I have a kid about to pursue an anthropology major, so I’ve been hyper focused on all things anthropology lately. The field encompasses such a vast range of study and research and discovery, and this story is a perfect example. U of I Anthropology Professor Laura Shackelford, alongside Fabrice Demeter from University of Copehagen and a team of researchers, has invested 15 years of work in Tam Pa Ling cave in northeastern Laos. That work has revealed the existence of humans in that area for more that 70,000 years. From the College of Liberal Arts and Sciences:

In 2019, the team had excavated as far as they could in the cave, reaching bedrock about 23 feet (7 meters) below the surface. The excavations yielded dozens of animal bones and many fragments of human skeletal remains.
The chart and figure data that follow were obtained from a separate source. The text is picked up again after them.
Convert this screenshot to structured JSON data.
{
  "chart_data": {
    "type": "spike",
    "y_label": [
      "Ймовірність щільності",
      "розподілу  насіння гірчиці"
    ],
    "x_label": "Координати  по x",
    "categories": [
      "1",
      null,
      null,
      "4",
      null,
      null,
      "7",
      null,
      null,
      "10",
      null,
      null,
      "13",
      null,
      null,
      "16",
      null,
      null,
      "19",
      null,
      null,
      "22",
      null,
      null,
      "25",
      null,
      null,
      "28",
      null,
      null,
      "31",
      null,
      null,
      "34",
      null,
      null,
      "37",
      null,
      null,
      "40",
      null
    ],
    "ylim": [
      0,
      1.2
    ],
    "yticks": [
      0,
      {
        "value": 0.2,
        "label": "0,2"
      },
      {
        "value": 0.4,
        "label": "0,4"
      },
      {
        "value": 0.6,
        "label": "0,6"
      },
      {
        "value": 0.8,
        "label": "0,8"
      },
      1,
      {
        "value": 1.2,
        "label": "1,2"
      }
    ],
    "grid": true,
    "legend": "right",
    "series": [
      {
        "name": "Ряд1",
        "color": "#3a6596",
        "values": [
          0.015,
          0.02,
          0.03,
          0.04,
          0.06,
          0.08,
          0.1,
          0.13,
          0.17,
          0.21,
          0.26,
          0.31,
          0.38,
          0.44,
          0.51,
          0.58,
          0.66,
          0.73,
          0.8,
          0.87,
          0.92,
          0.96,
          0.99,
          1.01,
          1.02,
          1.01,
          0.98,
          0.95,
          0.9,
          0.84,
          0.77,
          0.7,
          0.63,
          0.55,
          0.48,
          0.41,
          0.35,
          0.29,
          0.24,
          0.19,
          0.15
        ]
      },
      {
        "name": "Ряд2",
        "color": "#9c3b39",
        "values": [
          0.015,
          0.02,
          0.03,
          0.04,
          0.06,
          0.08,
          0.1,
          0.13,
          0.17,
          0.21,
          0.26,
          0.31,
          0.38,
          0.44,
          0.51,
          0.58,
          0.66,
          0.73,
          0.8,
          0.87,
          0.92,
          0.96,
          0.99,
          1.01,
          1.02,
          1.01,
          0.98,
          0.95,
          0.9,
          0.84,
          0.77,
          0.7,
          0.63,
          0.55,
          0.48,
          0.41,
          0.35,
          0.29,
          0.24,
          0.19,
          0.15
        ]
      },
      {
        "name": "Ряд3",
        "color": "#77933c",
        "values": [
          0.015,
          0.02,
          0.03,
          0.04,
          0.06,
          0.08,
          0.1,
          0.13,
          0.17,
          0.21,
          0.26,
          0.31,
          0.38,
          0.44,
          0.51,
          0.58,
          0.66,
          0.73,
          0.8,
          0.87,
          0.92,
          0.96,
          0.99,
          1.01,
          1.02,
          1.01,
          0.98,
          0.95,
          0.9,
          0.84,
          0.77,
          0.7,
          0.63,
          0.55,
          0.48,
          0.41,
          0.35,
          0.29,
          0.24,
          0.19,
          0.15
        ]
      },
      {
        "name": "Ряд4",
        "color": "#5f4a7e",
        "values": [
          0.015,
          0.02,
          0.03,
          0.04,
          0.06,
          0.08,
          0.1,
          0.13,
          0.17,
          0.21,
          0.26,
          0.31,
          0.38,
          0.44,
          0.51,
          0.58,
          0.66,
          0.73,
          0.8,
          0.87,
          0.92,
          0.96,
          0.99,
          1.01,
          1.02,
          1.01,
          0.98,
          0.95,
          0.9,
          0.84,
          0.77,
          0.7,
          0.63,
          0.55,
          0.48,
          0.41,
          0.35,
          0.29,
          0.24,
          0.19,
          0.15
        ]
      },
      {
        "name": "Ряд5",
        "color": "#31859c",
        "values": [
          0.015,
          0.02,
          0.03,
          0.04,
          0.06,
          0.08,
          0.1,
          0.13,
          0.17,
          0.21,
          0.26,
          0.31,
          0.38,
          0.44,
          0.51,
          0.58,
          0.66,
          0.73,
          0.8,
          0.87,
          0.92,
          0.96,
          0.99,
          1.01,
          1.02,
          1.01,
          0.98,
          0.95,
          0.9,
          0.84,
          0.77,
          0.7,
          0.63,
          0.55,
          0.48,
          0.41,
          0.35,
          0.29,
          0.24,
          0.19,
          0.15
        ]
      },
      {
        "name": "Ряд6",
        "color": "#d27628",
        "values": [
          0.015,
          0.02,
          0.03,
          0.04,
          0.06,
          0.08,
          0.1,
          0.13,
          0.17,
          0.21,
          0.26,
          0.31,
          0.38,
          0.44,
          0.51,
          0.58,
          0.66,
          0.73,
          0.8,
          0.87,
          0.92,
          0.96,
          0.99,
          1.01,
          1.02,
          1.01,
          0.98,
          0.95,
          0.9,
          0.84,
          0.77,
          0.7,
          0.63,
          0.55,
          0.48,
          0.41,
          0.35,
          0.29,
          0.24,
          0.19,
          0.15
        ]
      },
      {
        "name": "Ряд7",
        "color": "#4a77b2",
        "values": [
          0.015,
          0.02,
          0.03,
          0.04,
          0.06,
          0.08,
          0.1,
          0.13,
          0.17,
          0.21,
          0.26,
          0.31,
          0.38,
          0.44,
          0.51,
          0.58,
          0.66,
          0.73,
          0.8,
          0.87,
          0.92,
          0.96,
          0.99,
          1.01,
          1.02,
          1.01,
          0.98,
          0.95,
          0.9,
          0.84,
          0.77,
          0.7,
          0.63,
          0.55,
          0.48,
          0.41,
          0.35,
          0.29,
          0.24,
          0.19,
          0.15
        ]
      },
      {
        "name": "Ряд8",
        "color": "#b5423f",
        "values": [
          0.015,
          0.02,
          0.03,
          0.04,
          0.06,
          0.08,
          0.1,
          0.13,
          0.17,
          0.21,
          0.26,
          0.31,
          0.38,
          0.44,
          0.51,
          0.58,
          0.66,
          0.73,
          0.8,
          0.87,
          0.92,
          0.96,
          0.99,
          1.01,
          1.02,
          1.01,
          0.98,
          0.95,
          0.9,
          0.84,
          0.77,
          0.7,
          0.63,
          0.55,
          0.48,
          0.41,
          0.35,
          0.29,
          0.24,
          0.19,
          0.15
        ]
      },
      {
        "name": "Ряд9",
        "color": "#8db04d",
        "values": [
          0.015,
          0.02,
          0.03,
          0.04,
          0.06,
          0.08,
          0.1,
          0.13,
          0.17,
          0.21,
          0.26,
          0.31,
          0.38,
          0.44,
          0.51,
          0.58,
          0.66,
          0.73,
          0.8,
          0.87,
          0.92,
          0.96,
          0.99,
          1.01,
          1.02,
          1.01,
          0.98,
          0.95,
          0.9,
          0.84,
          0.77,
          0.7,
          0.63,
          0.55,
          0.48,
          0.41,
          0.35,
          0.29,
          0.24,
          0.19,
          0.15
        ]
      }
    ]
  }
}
The deepest human bone recovered – a partial tibia – was resting on bedrock near the bottom of the trench. Analyses of sediments taken not far above this bone indicate the soil was deposited there between 67,000 and 90,000 years ago.

Years and years of floods had washed the sediment and bone into the cave. There were also two skull pieces found at the site.

I stumbled upon this story just a couple of days after watching the 2005 horror movies The Descent, in which six women go on this cave adventure in North Carolina and end up being attacked by humanoid type predatory creatures that have adapted to living in caves. It sort of turned me off of wanting to go into a cave for a while. But what these researchers are doing is super cool, and it’s probably not at all scary.

Their findings are published in the journal Nature Communications.